In the current study, we have presented an algorithm (ProViDE) that is specifically customized for taxonomic analysis of viral metagenome data sets. Majority of reads in viral metagenomic data-sets originate from hitherto unknown viral groups, the sequences of which are absent in existing reference databases. Consequently, a majority of these sequences generate poor quality alignments with sequences in reference databases. Assignment of these sequences directly to the taxon corresponding to the best hit (irrespective of alignment quality) is expected to generate a large number of incorrect assignments. Besides, validation results generated in the present study also indicate that the popular binning algorithm, namely MEGAN, which is based on the principle of least common ancestor approach, also has an extremely high misclassification rate (which is as high as 40% for some of the data sets). This high misclassification rate of MEGAN is expected since it uses a single alignment parameter (bit-score) for judging alignment quality (prior to assignment). Consequently, MEGAN ends up misclassifying a majority of reads, especially those having poor quality alignments (with identities as low as 20%). Furthermore, as demonstrated by earlier studies [4], the least common ancestor (LCA) approach used by MEGAN is generally associated with poor binning specificity (especially in metagenomic scenarios wherein majority of reads originate from unknown organisms).

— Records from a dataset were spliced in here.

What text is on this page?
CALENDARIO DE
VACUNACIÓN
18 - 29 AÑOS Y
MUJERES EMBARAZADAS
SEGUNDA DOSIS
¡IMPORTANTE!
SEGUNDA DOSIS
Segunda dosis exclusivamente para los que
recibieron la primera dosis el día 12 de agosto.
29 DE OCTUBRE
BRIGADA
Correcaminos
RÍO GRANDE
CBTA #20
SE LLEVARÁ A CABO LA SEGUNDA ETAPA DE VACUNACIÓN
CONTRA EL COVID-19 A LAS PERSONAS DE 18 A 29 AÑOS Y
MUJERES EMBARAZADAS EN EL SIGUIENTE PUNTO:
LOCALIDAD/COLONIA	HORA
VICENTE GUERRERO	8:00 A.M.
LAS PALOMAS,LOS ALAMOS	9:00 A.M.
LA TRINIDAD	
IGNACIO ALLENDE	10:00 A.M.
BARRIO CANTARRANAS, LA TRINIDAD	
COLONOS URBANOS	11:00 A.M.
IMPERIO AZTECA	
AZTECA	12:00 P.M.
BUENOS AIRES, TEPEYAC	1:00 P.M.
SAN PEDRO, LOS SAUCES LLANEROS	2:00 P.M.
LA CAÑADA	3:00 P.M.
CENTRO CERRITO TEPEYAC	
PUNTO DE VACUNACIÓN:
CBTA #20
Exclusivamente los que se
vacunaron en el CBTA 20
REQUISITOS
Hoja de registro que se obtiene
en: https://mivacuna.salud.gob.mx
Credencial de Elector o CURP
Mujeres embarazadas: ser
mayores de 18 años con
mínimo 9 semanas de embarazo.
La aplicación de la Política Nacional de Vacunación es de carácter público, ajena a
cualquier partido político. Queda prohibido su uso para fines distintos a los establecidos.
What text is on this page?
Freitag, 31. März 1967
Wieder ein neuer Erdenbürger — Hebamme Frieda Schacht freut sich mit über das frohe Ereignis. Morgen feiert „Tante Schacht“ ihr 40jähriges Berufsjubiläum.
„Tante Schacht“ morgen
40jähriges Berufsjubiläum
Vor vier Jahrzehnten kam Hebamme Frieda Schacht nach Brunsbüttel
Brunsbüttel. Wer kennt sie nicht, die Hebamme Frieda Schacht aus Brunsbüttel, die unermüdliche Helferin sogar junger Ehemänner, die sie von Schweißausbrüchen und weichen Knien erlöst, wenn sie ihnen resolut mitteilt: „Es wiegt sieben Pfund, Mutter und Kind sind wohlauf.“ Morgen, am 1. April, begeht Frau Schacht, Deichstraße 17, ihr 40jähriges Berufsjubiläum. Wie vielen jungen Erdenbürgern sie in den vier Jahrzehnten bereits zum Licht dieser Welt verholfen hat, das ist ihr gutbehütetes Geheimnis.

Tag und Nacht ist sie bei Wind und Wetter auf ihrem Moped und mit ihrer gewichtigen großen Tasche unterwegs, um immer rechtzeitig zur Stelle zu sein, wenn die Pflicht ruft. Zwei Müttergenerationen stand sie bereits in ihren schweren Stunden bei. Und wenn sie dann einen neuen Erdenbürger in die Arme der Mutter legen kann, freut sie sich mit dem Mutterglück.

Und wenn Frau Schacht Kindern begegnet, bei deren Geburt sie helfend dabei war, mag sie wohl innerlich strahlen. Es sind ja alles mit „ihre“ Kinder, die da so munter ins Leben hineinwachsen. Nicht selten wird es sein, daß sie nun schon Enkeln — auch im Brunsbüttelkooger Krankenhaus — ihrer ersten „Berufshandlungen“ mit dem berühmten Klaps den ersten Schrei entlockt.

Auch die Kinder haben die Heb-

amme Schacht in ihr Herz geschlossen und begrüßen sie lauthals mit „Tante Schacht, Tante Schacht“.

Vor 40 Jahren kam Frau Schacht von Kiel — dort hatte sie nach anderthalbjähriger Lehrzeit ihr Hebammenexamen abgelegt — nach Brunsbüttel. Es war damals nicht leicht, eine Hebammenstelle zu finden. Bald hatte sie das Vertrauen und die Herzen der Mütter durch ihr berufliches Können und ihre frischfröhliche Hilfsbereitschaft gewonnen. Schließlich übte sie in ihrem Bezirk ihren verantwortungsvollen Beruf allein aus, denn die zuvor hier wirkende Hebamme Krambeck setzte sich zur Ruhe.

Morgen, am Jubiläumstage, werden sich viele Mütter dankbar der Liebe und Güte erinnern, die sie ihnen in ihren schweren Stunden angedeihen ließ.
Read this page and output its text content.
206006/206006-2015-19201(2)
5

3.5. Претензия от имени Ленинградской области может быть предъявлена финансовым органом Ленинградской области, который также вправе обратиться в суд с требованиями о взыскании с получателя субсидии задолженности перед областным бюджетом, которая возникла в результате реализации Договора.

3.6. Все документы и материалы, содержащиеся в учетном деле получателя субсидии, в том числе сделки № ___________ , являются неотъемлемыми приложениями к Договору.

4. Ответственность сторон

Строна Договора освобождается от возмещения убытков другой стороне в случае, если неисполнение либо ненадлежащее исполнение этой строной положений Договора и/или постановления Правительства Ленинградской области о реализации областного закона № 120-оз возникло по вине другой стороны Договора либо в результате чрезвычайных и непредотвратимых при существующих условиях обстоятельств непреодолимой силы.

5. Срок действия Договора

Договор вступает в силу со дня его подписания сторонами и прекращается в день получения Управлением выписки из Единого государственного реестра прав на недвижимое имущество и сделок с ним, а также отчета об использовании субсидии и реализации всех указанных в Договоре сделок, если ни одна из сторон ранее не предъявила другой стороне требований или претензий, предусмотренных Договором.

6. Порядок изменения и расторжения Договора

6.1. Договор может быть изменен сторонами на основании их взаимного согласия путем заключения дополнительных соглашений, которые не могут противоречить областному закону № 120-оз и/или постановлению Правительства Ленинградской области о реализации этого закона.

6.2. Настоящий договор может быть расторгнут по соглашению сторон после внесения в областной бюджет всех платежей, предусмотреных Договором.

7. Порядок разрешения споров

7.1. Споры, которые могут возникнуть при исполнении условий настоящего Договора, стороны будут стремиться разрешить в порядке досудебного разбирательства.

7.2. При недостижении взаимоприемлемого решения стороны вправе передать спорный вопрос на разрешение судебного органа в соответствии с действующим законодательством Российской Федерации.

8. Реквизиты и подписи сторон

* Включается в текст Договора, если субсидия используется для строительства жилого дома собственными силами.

In contrast, multiple alignment parameters like bit-score, identities, positives (thresholds of which were specially identified for viral metagenomic sequences) are used by ProViDE for ascertaining the quality of the alignment. This ensures that assignment of reads at specific levels is done only for those reads that generate high quality alignments with database sequences. As the alignment quality decreases, ProViDE assigns these reads at progressively higher taxonomic levels. Validation results have indicated that employing this approach helps in significantly reducing the number of incorrectly assigned sequences. Validation results also indicate that ProViDE correctly assigns a greater number of sequences at specific levels (as compared to MEGAN). This indicates the overall utility of the ProViDE algorithm for accurate and specific taxonomic assignment of viral metagenomic sequences. A comparative evaluation of binning time indicates that the ProViDE algorithm takes approximately an hour to process the blastx output obtained for a data-set having 100,000 reads. This is marginally higher than the time taken by MEGAN for analysing the same number of reads. Supplementary Figure 6 gives a time comparison analysis plot of this analysis.

Conclusion

Performance evaluation with data-sets or database variants simulating typical metagenomic scenarios indicates that ProViDE has significantly high specificity and accuracy. To the best of our knowledge, ProViDE is the first ever similarity-based binning algorithm that provides an accurate and specific taxonomic label to most of the reads constituting viral metagenomic data sets.